Enfin le bonheur, c’est beaucoup dire. Quelques rayons de soleil entre deux averses.
Tout est merveilleux quand on est môme. Ado , on plane et on refait le monde. Après, les années d’insouciance durent plus ou moins longtemps.
Soit on fait des études, soit on trime plus tôt.
Le destin encore, et le refrain sur les inégalités sociales.
« Mon fils, j’ai rencontré le patron de l’usine. Pas de soucis à te faire, il t’attend. » .
Et pas moyen de faire autrement. Quel privilège vraiment !

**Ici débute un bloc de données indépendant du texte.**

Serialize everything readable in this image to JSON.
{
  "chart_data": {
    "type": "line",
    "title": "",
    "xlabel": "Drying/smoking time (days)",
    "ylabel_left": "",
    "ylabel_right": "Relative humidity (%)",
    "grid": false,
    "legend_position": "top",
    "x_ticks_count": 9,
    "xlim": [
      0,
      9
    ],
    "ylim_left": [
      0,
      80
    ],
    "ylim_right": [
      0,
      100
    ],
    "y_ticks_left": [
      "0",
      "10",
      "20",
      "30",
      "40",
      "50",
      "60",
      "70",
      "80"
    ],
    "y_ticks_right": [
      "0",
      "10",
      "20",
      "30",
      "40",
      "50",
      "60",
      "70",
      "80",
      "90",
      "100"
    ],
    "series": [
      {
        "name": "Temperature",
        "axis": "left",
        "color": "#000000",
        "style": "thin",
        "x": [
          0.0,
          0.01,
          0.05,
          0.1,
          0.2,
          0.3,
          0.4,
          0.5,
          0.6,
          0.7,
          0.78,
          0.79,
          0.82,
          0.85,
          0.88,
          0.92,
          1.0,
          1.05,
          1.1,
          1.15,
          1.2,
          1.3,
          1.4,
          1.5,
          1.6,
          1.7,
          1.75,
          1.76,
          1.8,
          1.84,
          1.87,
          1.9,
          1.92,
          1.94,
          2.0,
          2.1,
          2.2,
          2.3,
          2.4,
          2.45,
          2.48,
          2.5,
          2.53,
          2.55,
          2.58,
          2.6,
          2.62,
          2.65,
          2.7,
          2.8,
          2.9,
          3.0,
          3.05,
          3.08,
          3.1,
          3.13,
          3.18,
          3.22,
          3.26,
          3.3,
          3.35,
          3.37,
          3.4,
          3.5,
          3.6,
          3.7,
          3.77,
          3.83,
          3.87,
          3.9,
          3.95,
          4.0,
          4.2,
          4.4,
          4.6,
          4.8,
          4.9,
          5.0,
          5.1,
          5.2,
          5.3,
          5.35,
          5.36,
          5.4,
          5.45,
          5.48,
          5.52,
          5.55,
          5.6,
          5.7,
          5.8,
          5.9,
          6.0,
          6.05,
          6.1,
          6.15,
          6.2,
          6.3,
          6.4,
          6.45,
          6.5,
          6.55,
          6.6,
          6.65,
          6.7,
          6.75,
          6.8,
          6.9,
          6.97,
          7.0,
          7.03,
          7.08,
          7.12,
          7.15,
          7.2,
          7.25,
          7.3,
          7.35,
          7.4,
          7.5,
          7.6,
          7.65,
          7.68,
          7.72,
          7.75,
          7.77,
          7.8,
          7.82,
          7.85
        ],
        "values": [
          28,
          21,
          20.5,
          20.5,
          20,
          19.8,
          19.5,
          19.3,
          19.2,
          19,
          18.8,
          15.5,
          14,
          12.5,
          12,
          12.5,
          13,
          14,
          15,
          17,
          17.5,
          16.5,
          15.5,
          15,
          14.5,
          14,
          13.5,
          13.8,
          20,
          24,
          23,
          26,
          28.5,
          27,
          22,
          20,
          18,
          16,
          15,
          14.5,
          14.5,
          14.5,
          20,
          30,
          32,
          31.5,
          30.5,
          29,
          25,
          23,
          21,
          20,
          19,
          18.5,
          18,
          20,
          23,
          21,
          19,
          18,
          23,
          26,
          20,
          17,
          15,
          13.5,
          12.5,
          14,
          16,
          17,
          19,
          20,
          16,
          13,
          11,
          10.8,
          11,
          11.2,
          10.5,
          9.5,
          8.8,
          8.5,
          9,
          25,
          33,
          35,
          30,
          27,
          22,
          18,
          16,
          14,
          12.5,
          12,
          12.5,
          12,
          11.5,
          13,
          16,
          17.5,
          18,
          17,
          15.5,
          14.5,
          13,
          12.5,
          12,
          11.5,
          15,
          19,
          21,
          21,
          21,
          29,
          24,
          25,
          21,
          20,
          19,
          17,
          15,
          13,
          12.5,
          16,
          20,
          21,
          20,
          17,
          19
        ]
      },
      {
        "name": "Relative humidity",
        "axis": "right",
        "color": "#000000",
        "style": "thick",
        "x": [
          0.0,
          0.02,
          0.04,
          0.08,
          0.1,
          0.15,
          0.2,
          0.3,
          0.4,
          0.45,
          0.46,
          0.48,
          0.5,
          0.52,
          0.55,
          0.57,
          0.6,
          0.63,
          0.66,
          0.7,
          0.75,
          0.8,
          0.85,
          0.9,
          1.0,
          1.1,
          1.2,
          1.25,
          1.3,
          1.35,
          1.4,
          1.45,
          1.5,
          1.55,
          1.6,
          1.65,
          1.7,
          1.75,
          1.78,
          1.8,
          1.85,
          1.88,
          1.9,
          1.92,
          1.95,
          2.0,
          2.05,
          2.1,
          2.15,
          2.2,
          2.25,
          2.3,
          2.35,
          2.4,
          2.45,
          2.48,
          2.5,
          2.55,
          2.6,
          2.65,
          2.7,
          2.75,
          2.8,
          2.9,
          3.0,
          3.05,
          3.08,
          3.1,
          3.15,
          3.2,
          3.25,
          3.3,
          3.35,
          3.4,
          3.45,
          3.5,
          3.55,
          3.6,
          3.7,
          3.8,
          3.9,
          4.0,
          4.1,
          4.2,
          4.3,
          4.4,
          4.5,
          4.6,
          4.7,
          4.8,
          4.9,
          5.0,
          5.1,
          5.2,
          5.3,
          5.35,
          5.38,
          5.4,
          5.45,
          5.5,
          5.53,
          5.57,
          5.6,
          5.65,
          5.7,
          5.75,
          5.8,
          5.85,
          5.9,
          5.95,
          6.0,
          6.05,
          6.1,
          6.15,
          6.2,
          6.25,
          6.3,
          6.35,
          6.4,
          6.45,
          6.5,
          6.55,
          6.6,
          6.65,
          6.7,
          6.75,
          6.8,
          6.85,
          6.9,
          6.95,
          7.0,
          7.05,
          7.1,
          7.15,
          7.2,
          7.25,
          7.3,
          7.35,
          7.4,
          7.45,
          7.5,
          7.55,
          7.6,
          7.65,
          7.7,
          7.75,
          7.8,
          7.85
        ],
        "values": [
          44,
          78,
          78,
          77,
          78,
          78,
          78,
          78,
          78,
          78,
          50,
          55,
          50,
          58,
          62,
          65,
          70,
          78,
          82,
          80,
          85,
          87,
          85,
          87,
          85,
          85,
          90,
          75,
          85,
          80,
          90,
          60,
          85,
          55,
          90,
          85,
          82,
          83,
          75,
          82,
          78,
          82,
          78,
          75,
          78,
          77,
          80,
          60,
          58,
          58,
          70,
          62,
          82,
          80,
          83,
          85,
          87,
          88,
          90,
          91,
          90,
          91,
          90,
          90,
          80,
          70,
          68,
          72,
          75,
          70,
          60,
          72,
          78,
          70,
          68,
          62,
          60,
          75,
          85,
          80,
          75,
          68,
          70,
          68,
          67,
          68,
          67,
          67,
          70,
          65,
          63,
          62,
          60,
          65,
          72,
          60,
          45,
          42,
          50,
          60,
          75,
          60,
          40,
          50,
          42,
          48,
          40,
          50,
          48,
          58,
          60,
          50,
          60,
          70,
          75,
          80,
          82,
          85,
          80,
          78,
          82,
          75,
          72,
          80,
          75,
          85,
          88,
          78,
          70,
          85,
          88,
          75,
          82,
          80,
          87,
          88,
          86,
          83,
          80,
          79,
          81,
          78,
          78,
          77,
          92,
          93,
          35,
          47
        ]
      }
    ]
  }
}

Lorsque les saisonniers s’entassent au petit jour dans le camion, ou derrière le tracteur, ils en prennent pour dix heures. Le soir ils reviennent dans les baraquements. Leurs familles recevront les mandats pour survivre.
Les « petites mains » ou « les invisibles » s’agitent un peu partout. Elles se font discrètes et travaillent dans l’ombre avant les heures d’ouverture, au moment où les barons du travail commencent leur journée.
Des barons, des forçats, est-ce vraiment nouveau ?
Le destin a permis la Révolution Française, « J’en suis fort aise. » , pour citer qui vous savez.
Nos grands parents, ou les arrières, ou les arrières arrières, et ainsi de suite, n’ont connu que le labeur ou les guerres.
Que sont nos petits malheurs aujourd’hui ?
Ai-je souffert de la solitude ? Certes oui, la moitié de ma vie.
Mais d’autres aussi, aujourd’hui ou jadis.
Je n’ai connu ni la guerre, ni la faim, ni la dictature.
Suis-je heureux pour autant ? Pas vraiment. Mais il faut bien reconnaître que tout ne se vaut Pas.
Maudire son sort et se lamenter, je l’ai fait moi aussi. Bien trop souvent je dois l’admettre.
Mais c’est humain, il faut bien se faire remarquer.
Lorsqu’on prend du recul, si on fait un bilan, on se dit qu’après tout le destin n’y est pour rien.
On tient la barre, on la tient bien. Pourtant le bateau coule, heurté par les récifs.
On avait la boussole, les cartes et la longue vue. On ne les a pas vus.